Almost a year to the day before he was assassinated, Martin King preached at the Riverside Church in Manhattan, NY.It was his first sermon against the war in Vietnam. He said:
A true revolution of values will lay hands on the world order and say of war: “This way of settling differences is not just.” This business of burning human beings with napalm, of filling our nation's homes with orphans and widows, of injecting poisonous drugs of hate into the veins of peoples normally humane, of sending men home from dark and bloody battlefields physically handicapped and psychologically deranged, cannot be reconciled with wisdom, justice, and love. A nation that continues year after year to spend more money on military defense than on programs of social uplift is approaching spiritual death.
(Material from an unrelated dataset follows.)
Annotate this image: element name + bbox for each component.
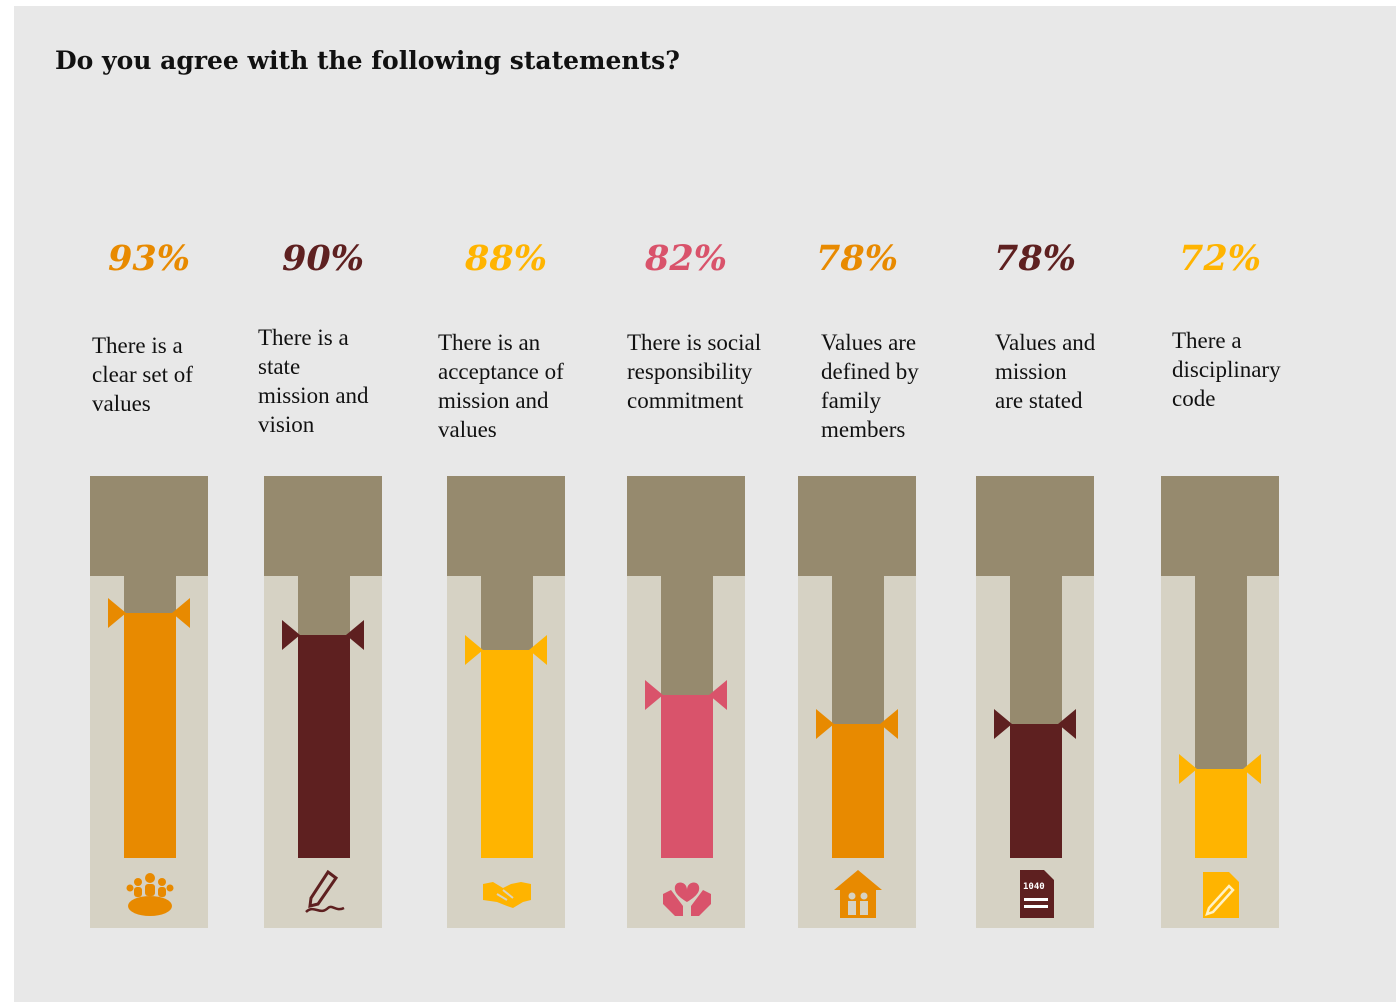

I like that, a “…revolution of values that will lay hands on the world order…” We have so much work to do, each one of us, and together as a people of God. Together we can work with our hands to build a world of peace and love. And we can lay hands upon our world for healing, forgiveness, and blessing. Even as we do so, we know that we are held in God's hand, one, though many. Our unity is God given, a gift of grace and love. We take comfort in Ezekiel's word from the Lord, “That they may be one in your hand.” Amen.
(The Rev. Michael E. Livingston is an ordained minister of the Presbyterian Church (PCUSA). He is currently the Executive Director of the International Council of Community Churches and the Immediate Past President of the National Council of Churches -USA).